Los fondos a Marogna

También está el capítulo dedicado a los pagos a Cecilia Marogna. En abril de 2020, un informe de la Policía eslovena sobre movimientos sospechosos en las cuentas de la empresa Logsic Humanitarne Dejavosti D.O.O. de Cecilia Marogna llegó a los magistrados del Vaticano a través de la Nunciatura Apostólica. La empresa de la mujer recibió entre el 20 de diciembre de 2018 y el 11 de julio de 2019 pagos realizados por la Secretaría de Estado por 575.000 euros. Las investigaciones a través de rogatorias permitieron constatar que esas cifras "fueron utilizadas, en su casi totalidad, para realizar compras” no compatibles y, por lo tanto, no justificables con el objeto social de la misma empresa", que fue constituida el día anterior a la primera transferencia y que es controlada en su totalidad por Marogna. Ella, entrevistada por el programa Rai Report, afirmó haber recibido esas sumas de dinero para realizar actividades de inteligencia, encargadas por el Sustituto Becciu. Además de los movimientos registrados por los pagos en las tiendas de moda y los hoteles de lujo, también hay retiradas de efectivo por valor de 69 mil euros. Fue Becciu, incluso cuando ya no era Sustituto, quien ordenó a Perlasca que hiciera los pagos a Marogna.
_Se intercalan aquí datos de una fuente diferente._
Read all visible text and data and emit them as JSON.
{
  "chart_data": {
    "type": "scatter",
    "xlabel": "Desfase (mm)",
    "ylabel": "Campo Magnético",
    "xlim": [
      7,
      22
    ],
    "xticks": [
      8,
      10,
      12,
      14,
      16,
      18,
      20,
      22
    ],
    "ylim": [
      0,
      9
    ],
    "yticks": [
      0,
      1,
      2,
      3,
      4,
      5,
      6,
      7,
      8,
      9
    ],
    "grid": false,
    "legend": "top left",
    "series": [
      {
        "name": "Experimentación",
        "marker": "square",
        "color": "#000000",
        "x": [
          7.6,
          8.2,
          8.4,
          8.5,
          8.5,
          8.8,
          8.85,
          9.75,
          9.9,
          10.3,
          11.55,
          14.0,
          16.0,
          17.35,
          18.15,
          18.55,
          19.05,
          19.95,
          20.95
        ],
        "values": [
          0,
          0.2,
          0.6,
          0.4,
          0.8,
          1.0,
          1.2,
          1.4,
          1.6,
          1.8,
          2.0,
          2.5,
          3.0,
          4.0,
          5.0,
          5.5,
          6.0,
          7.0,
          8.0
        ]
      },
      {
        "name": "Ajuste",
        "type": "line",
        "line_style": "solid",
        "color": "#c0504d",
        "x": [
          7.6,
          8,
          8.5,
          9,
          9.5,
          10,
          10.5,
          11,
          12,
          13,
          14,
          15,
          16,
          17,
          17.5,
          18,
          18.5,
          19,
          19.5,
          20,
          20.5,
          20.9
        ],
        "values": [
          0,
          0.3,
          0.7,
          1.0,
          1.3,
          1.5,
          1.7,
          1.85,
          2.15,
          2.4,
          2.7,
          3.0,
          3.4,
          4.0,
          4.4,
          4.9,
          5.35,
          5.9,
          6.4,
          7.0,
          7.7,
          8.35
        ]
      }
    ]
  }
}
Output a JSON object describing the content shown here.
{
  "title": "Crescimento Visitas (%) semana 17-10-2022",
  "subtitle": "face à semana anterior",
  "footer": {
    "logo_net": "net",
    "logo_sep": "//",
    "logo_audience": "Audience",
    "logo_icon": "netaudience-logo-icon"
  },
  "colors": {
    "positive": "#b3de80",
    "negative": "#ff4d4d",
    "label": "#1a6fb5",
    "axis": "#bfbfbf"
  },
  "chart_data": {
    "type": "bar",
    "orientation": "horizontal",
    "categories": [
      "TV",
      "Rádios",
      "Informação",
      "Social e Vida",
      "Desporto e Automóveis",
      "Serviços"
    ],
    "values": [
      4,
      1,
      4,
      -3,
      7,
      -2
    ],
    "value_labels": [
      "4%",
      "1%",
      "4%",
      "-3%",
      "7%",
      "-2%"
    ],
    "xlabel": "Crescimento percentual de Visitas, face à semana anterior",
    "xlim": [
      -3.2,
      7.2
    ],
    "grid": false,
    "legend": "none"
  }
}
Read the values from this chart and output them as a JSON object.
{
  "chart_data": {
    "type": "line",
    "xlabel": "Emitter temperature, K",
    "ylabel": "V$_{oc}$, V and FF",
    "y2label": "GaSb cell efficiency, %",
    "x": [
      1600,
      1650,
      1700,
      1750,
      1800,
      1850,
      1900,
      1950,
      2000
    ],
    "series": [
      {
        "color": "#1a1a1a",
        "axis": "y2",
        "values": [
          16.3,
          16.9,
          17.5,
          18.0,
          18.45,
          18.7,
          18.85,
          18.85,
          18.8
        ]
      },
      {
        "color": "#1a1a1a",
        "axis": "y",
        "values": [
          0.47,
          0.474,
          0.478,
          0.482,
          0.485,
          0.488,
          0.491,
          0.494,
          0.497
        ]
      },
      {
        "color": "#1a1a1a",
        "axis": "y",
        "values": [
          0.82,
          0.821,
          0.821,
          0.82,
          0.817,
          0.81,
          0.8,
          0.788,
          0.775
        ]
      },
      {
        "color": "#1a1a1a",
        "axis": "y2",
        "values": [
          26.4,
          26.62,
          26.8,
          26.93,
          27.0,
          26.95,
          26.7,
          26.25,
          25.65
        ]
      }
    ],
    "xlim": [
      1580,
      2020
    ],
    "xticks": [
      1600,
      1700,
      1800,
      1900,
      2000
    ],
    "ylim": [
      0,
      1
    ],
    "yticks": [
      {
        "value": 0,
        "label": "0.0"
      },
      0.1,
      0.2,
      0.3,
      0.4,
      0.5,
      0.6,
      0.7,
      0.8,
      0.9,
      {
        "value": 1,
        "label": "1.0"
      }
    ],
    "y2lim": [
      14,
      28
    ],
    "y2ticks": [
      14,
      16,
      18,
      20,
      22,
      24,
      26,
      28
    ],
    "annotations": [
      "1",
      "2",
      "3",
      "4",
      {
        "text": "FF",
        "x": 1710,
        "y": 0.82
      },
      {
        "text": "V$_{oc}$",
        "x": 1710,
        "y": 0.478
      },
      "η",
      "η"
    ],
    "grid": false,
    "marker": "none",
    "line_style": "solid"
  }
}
El ex Sustituto afirmó que los desembolsos eran para el pago de un rescate por la liberación de una religiosa secuestrada.

Pagos a la cooperativa de su hermano

Por último, los magistrados acusan a Becciu de haber financiado y hecho financiar la cooperativa de su hermano Antonino. Se trata de 600.000 euros procedentes de los fondos de la Conferencia Episcopal Italiana y de 225.000 euros procedentes de los fondos de la Secretaría de Estado. "Las donaciones procedentes de la Secretaría de Estado", se lee en el auto, "en contra de la tesis defensiva de Becciu, habrían sido ampliamente utilizadas para fines distintos a los benéficos a las que estaban destinadas". Una parte sustancial de los fondos de la cuenta corriente de la cooperativa del hermano habría sido "desviada y utilizada para fines no caritativos", incluyendo préstamos a una sobrina del cardenal para la compra de una propiedad en Roma.